Figure 3. Phylogram is showing the molecular phylogenetic analysis using the maximum likelihood method: the trees of local Brazilian goat are based on 40 mtDNA haplotypes (H); fifteen sequences as references for domestic goat haplogroups A, B, C, D, F, G; outgroup, Capra pyrenaica.

The highest bootstrap value for external and internal branches was 98%, sequences referring to C. pyrenaica as well, and haplogroups (Fig. 3). We did not detect the mitochondrial lineages B, C, D, F, and G since they are rarely found in most of the European continent (Naderi et al., 2007; Amills et al., 2009). More than 90% of the goats studied with the D-loop region worldwide are from haplogroup A. On the other hand, the B lineage has been found only in Asia and South Africa, while the C lineage is found in southern Europe, the D lineage in Asia, the F lineage in Italy and the G lineage in southwest Asia and North Africa (Groeneveld et al., 2010; Pakpahan et al., 2016).

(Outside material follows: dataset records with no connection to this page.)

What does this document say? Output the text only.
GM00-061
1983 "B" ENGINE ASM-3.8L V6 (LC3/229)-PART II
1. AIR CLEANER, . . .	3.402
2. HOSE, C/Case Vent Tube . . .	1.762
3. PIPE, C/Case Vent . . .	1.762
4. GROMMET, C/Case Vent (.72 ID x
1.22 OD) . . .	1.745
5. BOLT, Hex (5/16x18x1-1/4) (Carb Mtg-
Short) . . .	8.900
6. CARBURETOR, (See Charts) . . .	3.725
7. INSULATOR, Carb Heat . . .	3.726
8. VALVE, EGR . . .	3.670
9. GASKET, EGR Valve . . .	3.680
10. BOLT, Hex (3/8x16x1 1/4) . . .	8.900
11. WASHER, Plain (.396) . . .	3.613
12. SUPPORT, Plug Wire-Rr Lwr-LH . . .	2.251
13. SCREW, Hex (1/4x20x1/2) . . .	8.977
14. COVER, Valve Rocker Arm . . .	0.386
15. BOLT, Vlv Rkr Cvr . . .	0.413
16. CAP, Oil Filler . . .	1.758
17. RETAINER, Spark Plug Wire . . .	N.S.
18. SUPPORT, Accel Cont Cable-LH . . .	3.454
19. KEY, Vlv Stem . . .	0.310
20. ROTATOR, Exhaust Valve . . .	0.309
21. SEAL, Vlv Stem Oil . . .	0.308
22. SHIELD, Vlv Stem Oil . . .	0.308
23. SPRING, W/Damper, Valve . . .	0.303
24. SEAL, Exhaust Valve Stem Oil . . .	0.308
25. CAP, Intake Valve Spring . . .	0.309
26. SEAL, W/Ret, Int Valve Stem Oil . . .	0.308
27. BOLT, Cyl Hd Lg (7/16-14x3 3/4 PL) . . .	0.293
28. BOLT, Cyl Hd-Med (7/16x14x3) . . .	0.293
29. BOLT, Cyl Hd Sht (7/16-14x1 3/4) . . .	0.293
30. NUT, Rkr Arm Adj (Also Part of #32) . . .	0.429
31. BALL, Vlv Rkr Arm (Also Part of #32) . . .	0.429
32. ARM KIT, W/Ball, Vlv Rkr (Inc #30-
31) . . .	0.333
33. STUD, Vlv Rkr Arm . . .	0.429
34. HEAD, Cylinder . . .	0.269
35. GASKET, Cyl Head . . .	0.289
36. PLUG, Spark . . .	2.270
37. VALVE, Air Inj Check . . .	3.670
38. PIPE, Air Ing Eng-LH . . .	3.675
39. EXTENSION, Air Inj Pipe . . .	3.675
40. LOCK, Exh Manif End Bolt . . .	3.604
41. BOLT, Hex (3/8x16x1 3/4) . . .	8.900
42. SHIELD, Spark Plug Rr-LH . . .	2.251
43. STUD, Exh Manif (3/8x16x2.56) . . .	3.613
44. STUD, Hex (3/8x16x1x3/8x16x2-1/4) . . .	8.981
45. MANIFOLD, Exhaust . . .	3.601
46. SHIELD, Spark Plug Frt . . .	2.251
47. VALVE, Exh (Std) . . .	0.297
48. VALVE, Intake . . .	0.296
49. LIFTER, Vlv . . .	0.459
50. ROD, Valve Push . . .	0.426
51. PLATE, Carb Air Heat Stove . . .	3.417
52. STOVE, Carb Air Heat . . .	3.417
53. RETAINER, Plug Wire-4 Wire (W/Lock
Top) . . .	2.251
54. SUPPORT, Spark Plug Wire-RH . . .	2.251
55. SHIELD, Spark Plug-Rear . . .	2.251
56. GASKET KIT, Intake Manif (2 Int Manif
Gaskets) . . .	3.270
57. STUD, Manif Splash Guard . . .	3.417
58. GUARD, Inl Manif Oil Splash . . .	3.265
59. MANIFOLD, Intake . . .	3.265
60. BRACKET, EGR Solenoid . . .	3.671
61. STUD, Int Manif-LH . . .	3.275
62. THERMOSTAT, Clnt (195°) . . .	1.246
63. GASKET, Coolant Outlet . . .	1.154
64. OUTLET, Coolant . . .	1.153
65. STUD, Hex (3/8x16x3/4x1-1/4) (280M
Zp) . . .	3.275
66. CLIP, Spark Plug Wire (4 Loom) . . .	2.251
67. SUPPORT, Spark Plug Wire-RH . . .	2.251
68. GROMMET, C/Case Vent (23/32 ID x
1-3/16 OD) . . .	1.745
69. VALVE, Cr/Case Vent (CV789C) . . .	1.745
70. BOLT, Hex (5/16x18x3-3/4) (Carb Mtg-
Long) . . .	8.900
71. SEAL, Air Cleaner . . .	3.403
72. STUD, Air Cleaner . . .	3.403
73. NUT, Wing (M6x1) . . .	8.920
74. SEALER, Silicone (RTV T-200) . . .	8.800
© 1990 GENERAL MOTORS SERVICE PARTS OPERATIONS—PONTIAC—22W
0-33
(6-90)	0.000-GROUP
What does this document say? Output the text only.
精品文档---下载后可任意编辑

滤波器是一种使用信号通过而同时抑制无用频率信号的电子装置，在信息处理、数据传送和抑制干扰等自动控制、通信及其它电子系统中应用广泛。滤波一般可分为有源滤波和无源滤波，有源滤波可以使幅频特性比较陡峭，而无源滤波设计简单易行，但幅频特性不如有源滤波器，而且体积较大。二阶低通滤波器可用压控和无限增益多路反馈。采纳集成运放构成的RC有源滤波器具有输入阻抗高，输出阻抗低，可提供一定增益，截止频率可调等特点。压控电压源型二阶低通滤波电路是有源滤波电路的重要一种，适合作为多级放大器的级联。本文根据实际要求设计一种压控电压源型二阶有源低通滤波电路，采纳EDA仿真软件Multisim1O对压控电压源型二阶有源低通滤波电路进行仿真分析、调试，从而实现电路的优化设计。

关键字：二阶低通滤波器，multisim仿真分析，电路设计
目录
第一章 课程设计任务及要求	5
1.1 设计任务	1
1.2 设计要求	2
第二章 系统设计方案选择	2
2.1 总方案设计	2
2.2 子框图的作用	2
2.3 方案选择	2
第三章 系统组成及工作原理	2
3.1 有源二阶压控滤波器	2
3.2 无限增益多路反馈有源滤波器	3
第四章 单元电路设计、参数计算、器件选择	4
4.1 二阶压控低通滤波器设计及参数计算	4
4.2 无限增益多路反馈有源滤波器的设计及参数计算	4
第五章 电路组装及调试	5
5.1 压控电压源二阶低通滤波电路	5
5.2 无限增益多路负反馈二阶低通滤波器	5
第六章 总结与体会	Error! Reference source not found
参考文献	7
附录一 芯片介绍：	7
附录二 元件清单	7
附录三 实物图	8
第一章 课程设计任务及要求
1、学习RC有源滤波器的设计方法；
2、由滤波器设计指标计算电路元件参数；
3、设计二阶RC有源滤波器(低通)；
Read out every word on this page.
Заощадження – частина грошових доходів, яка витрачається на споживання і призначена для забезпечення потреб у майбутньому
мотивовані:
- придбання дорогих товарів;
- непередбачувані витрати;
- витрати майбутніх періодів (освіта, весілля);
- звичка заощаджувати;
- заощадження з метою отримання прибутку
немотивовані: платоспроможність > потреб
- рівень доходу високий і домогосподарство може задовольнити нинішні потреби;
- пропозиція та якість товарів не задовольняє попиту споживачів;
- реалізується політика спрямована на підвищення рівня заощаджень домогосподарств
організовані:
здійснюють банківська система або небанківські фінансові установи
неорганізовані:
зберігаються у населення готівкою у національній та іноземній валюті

Recent studies using other molecular markers have found divergences regarding the ancestry of Brazilian goats. Colli et al. (2018), using SNP markers, found that Canindé (CAN-RN) and Moxotó (MOX-PE) breeds strongly exhibit ancestry with West African animals, while Ginja et al. (2017), with microsatellite markers, showed a European origin of these breeds. The present study revealed European goats as the dominant stock for Brazilian goats, but there are some haplotypes within haplogroup A, clustering with African and Asian goat breeds.

The large variety of local goats represent an im­portant genetic reservoir. Even in areas far from do­mestication centers, there is a significant genetic divers­ity that can benefit conservation programs. These results could be suitable for creating a strategic con­servation program, potentially benefitting future bree­ding programs.